Ahead of the release of last month’s unemployment figures today, pundits predicted the jobless rate may hit a record high and rise in the coming months, despite the recent announcement of a consumer voucher plan and other stimulus measures by the government.
Ryan Wu (吳睿穎), chief operating officer at 1111 Job Bank (1111人力銀行), said he expected last month’s unemployment rate to be 4.4 percent as more businesses cut costs or exited the market amid the global economic downturn.
“The unemployment rate is likely to hit 4.4 percent and is bound to climb higher in the months ahead,” Wu said by telephone. “I see no reason for optimism in light of the drab economic outlook.”
Unemployment reached a four-year high of 4.27 percent in September, up 0.13 percentage points from a month earlier, defying a seasonal drop normally seen at the end of summer, the Directorate General of Budget, Accounting and Statistics (DGBAS) said. The seasonally adjusted jobless index gained 0.19 percentage points to 4.12 percent — also the highest in four years — prompting the agency to sound the alarm for an ominous structural change in the labor market.
On Thursday, the DGBAS raised the specter of recession by reporting the nation’s GDP contracted 1.02 percent in the third quarter and may decline another 1.73 percent and 0.3 percent in the final quarter and first three months of next year respectively.
Wu said most newly laid off people were middle-aged or older, while young college graduates continued to top the unemployment list.

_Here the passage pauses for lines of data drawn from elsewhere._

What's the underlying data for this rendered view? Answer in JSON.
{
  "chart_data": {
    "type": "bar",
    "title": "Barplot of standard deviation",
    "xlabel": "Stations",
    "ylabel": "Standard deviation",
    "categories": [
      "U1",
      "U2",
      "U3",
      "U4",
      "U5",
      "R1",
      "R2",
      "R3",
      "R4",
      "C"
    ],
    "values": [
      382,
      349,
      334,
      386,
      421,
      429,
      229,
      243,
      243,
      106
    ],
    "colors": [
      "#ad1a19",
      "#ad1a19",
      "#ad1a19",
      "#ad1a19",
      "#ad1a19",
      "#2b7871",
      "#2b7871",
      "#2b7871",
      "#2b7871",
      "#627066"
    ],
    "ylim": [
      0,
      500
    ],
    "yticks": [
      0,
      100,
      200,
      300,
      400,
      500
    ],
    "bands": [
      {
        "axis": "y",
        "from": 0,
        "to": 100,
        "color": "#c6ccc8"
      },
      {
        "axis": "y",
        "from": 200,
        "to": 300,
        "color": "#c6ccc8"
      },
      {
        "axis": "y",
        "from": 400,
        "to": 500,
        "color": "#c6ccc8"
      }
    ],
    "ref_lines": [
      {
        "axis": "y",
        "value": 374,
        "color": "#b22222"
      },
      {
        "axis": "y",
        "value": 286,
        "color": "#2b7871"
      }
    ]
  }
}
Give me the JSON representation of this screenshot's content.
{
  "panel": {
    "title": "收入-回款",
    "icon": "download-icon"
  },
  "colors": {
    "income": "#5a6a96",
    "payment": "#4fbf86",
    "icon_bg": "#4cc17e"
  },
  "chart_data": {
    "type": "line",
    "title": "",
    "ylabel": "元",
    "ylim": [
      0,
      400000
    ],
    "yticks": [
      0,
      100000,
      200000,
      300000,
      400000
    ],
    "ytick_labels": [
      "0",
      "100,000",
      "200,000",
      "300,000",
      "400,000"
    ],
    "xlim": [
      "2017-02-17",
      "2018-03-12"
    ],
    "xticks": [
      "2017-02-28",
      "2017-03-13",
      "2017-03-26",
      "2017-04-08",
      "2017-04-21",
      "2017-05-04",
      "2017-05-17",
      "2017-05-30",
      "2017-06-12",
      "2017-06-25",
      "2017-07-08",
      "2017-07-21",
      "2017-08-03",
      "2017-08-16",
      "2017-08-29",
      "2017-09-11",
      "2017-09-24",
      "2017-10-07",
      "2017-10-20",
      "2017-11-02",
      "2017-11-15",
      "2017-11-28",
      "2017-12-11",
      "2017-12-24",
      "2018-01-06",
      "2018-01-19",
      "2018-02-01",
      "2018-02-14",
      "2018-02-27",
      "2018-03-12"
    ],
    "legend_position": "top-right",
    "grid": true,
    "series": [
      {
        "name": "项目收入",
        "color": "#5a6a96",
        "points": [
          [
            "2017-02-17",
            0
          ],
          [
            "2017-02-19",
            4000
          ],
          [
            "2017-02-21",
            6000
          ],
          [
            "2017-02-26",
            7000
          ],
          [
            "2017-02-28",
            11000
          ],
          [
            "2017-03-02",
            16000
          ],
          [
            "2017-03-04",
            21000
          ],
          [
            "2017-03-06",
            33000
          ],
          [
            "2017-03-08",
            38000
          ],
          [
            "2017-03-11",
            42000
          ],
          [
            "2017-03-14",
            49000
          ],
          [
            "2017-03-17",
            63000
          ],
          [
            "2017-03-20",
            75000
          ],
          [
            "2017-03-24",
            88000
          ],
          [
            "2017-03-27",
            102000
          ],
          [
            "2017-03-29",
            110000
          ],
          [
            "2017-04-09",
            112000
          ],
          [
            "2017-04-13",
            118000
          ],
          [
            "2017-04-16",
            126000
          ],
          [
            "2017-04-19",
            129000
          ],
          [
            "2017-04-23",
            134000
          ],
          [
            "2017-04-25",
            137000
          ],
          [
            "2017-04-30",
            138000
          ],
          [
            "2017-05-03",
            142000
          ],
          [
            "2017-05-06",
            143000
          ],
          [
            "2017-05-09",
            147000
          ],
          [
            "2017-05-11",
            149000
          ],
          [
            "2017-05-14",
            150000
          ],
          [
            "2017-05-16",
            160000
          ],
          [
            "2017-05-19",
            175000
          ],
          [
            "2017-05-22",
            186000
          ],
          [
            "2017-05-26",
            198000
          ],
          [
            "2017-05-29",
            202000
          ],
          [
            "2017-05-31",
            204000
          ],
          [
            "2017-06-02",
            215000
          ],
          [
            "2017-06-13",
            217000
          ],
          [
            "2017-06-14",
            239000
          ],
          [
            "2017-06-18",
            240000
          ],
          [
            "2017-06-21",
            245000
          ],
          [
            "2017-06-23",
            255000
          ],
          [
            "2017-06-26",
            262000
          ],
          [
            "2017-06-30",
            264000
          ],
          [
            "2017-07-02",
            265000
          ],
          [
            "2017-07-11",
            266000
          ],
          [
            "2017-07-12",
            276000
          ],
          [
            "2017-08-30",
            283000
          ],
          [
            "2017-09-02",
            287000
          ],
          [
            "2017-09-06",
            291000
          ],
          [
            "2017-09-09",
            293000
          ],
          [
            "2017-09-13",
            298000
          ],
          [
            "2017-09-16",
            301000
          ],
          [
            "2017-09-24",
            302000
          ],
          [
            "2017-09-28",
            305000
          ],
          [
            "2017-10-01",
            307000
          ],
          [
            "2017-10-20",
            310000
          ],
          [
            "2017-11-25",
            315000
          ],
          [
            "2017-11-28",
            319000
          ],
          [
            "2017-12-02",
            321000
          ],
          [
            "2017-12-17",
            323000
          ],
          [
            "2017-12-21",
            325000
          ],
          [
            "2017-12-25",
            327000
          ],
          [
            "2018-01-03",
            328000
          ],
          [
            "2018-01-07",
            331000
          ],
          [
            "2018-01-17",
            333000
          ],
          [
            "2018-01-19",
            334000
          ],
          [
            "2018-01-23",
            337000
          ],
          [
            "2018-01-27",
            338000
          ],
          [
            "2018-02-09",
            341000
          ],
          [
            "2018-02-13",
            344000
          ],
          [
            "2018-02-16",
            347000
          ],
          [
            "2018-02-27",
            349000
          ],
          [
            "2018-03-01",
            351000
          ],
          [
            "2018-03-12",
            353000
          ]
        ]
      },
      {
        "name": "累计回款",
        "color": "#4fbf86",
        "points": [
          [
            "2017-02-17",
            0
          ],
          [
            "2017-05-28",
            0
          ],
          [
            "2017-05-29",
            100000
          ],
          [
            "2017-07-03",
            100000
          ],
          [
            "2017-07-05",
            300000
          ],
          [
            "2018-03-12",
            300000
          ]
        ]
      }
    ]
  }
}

“Falling profit margins have led companies to lay off senior employees whose wages are relatively higher,” Wu said. “The trend promises no opportunity for young jobseekers, as companies are trying hard to survive and have no appetite for new staffers.”
Exports, the mainstay of the nation’s economic growth, are expected to drop 8.28 percent in the fourth quarter, after gaining 18.07 percent in the first half and 8.05 percent in the third quarter, the DGBAS said last week.
Shrinking export orders have caused the private sector to tighten its belt, with private investment expected to drop 11.4 percent in the last quarter, putting the annual figure at minus 2.87 percent this year, the agency said.
Unlike their counterparts in the US and Europe, Taiwanese employers tend to retain glut workers until the Lunar New Year out of sympathy, Wu said, making it premature to speculate on when the jobless rate will peak.
Economists at Citigroup Taiwan shared the gloomy sentiment and predicted in a client note on Friday that the seasonally adjusted unemployment rate for last month would reach 4.2 percent, the highest level since April 2005.
Cheng Cheng-mount (鄭貞茂) and Tina Liao, who coauthored the client note, attributed the rising jobless rate to weaker domestic demand and deteriorating exports.
Norman Yin (殷乃平), a money and banking professor at National Chengchih University, said the voucher plan and other stimulus measures would provide some short-term relief, but were not strong enough to reverse the economic downturn.
“Attempts to expand domestic demand will prove evasive,” Yin said by telephone. “The manufacturing industries are bound to suffer amid the global economic recession. The government cannot avert the scenario without ridding the nation of its dependence on exports.”